En combinant ses efforts à ceux d'une trentaine d'autres producteurs, Sylvain Laquerre a contribué à redonner vie à la Niagarette.

La rivière Niagarette devenue un modèle de renaissance

Il y a 10 ans à peine, la rivière Niagarette, dans l'ouest de Portneuf, n'était plus qu'une décharge polluée par les rejets des nombreuses fermes qu'elle traversait. Aujourd'hui, grâce aux efforts combinés de 32 producteurs agricoles, le cours d'eau a repris vie et l'approche retenue sert maintenant de modèle un peu partout au Québec.
La réussite de l'initiative est telle que la Niagarette, désertée par le poisson, est redevenue un milieu favorable pour la faune. En 2010, le ministère du Développement durable, de l'Environnement et de la Faune a même reconnu son potentiel et, depuis, quelque 15 000 truites mouchetées y ont été ensemencées.
«Tout le monde a embarqué. Les agriculteurs ont tenu à être les leaders dans l'amélioration de la qualité de l'eau de la rivière.

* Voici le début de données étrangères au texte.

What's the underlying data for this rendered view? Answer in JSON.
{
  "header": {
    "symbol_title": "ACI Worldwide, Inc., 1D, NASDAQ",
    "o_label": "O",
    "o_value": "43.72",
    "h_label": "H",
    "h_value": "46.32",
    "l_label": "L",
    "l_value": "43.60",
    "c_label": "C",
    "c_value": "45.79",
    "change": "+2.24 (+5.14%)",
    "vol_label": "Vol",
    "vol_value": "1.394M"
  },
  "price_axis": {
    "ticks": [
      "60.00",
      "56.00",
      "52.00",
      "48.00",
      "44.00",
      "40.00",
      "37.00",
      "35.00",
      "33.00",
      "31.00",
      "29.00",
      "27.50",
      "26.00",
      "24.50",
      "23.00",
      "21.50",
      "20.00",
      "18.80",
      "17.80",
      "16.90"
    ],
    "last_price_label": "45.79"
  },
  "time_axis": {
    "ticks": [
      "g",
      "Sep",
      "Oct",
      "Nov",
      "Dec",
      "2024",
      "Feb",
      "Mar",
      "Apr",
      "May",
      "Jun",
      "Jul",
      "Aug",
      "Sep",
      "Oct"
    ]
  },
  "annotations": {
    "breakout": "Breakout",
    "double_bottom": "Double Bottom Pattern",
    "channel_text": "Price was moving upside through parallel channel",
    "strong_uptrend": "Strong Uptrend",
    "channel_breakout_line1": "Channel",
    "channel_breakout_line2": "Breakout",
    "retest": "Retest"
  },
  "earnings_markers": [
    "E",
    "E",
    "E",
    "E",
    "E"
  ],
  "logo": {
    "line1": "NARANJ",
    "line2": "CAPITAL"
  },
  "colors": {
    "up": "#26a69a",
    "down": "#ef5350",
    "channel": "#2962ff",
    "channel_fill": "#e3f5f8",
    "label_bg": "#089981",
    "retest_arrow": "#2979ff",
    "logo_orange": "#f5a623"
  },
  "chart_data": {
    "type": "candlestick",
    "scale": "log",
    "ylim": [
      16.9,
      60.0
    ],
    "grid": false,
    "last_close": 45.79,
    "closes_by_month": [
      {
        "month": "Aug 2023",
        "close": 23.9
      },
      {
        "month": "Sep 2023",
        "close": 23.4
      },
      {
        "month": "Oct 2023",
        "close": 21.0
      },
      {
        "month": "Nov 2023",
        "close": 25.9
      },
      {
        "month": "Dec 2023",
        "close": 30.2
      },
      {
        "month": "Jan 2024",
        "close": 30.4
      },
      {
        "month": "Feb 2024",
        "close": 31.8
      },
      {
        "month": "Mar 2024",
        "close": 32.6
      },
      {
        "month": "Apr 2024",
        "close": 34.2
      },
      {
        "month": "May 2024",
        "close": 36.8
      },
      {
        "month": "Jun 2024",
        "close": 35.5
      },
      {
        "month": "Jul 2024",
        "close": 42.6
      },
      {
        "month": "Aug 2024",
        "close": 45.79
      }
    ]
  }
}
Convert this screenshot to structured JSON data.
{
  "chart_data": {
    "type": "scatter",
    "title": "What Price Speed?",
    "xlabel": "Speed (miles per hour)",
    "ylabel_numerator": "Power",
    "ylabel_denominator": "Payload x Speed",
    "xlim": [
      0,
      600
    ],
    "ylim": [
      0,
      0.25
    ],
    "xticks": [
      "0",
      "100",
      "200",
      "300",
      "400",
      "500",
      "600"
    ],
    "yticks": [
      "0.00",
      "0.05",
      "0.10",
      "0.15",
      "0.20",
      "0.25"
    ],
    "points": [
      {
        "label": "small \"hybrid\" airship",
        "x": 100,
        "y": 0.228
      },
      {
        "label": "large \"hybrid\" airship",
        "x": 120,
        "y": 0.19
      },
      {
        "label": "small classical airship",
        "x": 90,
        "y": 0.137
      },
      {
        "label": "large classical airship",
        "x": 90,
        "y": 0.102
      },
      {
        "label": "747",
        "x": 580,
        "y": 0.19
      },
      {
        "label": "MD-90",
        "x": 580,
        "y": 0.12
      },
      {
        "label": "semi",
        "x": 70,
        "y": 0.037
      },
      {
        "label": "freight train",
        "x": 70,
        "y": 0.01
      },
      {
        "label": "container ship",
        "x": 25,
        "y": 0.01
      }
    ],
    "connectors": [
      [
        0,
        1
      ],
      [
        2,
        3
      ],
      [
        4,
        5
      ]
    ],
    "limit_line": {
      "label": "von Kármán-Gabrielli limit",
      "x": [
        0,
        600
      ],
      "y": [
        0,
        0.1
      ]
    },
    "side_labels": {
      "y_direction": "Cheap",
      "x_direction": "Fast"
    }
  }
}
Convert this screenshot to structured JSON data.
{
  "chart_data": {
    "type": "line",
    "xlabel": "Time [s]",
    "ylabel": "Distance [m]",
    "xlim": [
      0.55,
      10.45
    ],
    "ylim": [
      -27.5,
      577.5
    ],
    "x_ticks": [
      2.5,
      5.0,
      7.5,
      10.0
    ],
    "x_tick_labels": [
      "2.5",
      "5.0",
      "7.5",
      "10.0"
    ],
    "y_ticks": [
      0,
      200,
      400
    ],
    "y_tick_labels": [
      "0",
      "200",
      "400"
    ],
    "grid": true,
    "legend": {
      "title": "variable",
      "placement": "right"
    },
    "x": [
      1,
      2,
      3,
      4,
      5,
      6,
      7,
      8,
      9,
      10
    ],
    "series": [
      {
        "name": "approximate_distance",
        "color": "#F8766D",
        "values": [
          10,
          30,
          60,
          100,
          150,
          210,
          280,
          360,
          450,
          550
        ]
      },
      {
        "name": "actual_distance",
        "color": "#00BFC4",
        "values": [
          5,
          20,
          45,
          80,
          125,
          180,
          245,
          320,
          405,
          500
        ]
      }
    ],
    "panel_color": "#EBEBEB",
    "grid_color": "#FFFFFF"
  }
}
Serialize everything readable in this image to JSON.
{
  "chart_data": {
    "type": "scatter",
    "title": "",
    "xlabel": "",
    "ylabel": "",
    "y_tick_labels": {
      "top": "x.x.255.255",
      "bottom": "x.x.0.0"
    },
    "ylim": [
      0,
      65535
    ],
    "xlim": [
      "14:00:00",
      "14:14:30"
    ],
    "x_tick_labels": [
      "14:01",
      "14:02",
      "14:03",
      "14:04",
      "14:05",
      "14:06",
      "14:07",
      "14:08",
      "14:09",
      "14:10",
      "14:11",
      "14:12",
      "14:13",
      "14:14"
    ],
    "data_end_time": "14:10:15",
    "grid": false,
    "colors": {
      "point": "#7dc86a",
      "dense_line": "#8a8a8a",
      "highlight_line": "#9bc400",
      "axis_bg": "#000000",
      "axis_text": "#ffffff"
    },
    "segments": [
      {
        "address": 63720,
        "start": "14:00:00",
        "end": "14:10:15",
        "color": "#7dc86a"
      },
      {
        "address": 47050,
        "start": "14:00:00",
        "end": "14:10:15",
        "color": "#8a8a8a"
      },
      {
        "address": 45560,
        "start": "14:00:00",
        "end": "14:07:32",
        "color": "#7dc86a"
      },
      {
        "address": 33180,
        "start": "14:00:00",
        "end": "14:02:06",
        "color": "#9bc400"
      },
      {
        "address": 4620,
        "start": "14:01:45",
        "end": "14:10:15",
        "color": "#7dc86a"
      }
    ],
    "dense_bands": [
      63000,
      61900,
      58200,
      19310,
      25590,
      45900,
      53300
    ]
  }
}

À partir de 2005 et pendant cinq ans, ils ont reboisé les rives, changé leurs méthodes de culture, diminué les rejets de leur ferme et pris des mesures pour empêcher leurs animaux d'aller dans le cours d'eau», raconte le président du syndicat de l'Union des producteurs agricoles (UPA) de Portneuf-Ouest, Sylvain Laquerre.
Ensemble, les producteurs de Saint-Casimir et de Saint-Thuribe ont investi plus de 250 000 $ dans le projet, sans compter le temps qu'ils ont consacré à la réalisation de travaux. Déjà, au terme de l'expérience pilote qui a bénéficié du Programme de mise en valeur de la biodiversité des cours d'eau en milieu agricole et de l'appui de la CAPSA, un organisme de gestion de l'eau par bassin versant, les taux de phosphore et de coliformes fécaux avaient respectivement baissé de 60 % et de 83 % dans la Niagarette.
Mouvement de solidarité
«Un véritable mouvement de solidarité entre les agriculteurs est né de cette initiative, mouvement qui a d'ailleurs eu un effet d'entraînement à l'échelle de toute la population», affirme M. Laquerre, qui rappelle que le défi relevé a été gratifié de trois prix prestigieux, dont un Phénix de l'environnement.
Pour assurer la pérennité du projet, un protocole d'entente a été signé entre la CAPSA et le syndicat de l'UPA de Portneuf-Ouest. Un manuel de bonnes pratiques issu de l'expérience vécue et dont s'inspirent actuellement une cinquantaine d'initiatives semblables en province a également été rédigé. Le document est disponible dans le site Internet de la Fondation de la faune du Québec.